The clean model is a level projection from current observed facts. Provider actions may be slow, retried, or left in historical journal rows; those rows must not resurrect old ownership after the desired BGP/provider state changes.

Current implementation uses mobilityPathSig plus desired holder/action target to fence provider actions.

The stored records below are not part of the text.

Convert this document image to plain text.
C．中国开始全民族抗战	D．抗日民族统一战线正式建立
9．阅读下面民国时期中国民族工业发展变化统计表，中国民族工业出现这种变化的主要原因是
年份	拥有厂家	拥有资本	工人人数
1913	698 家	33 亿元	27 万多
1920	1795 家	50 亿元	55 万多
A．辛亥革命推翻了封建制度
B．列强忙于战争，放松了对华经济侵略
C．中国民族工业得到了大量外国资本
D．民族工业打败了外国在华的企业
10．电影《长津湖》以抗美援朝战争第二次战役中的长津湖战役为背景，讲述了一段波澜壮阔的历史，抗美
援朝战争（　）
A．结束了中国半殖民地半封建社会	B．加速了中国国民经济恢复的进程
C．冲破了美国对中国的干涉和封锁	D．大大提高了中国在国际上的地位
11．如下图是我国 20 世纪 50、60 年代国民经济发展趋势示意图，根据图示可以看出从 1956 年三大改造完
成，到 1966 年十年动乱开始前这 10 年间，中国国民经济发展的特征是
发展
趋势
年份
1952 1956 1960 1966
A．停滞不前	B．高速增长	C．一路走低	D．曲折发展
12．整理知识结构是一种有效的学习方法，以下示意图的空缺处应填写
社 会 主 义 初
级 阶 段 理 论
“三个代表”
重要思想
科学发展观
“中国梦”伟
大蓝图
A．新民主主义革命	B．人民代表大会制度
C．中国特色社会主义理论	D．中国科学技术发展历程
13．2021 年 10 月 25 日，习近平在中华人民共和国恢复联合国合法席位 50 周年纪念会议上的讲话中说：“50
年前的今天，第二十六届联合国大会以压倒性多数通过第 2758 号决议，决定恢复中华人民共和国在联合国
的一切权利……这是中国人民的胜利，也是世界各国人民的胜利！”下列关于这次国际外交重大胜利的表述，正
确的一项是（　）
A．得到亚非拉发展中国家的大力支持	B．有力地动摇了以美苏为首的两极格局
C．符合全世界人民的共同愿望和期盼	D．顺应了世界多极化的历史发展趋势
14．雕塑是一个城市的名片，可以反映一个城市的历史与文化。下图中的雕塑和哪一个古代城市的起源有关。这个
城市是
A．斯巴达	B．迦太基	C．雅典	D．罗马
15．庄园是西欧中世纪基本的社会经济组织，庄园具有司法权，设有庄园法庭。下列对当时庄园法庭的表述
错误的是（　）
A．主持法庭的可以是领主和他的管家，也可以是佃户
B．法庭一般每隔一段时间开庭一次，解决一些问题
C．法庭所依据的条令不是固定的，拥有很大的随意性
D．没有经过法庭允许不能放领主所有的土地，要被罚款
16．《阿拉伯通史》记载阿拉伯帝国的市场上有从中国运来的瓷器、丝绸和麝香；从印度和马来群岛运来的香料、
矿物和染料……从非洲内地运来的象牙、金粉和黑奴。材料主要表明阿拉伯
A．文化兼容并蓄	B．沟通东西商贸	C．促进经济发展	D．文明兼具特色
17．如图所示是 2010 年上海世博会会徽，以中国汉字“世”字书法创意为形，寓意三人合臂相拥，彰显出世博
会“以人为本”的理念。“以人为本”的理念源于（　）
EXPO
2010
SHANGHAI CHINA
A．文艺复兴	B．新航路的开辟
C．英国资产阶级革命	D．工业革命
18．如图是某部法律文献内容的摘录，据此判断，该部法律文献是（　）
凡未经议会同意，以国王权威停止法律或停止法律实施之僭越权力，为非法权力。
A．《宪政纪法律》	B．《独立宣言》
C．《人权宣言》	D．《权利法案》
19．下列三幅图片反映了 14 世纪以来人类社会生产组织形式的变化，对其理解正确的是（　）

Cleanup should move toward these rules:

  • A stale action journal row is diagnostic history unless its path signature and holder still match the current desired row.
  • Destructive unassign/delete should require positive evidence that the local capture is stale and not a current delivery/capture candidate.
  • Empty or failed provider discovery should fail safe: keep active failures red, and avoid claiming success or deleting ambiguous state.
  • Route/FIB cleanup should compare the exact intended artifact and Linux route selection, not just the presence of any route for the same prefix.

Avoid adding new ad hoc cleanup paths that encode one observed lab failure. If a cleanup is necessary, it should be derivable from the normalized owner table, provider evidence, and capture strategy.

Doctor Expectations

routerctl doctor sam should continue to treat doctor/status as diagnostic evidence, not as the dataplane authority. The checks should explain at least:

  • cloud holder exists but OS/forwarding state is missing;
  • OS /32 exists but provider holder is absent or belongs to another node;
  • route-table target points to this node but forwarding is not ready;
  • provider forwarding flag is disabled;
  • duplicate provider owners or overlapping cloud/on-prem evidence;
  • BGP owner and provider/OS evidence disagree;
  • stale action journal history is active, superseded, or safely ignored;
  • Linux FIB route selection contradicts the owner table.

Actual acceptance still requires provider API state, OS state, BGP/FIB state, and real dataplane probes to agree.

Cleanup Backlog

The following code areas should be reviewed against this model before adding more feature work:

  • ownership classes around ConfirmedCapture and StaleCapture;
  • observed-self stale capture cleanup and its hold timers;
  • provider action import/execution gates keyed by mobilityPathSig;
  • OS address cleanup for provider-secondary captures;
  • route-table/UDR capture strategy handling;
  • duplicate owner conflict reporting and FIB verdicts;
  • doctor checks that may be treating diagnostic RED as dataplane RED.

Each cleanup PR should state which rule above it simplifies and should include focused tests plus live cloud evidence when it changes provider/OS behavior.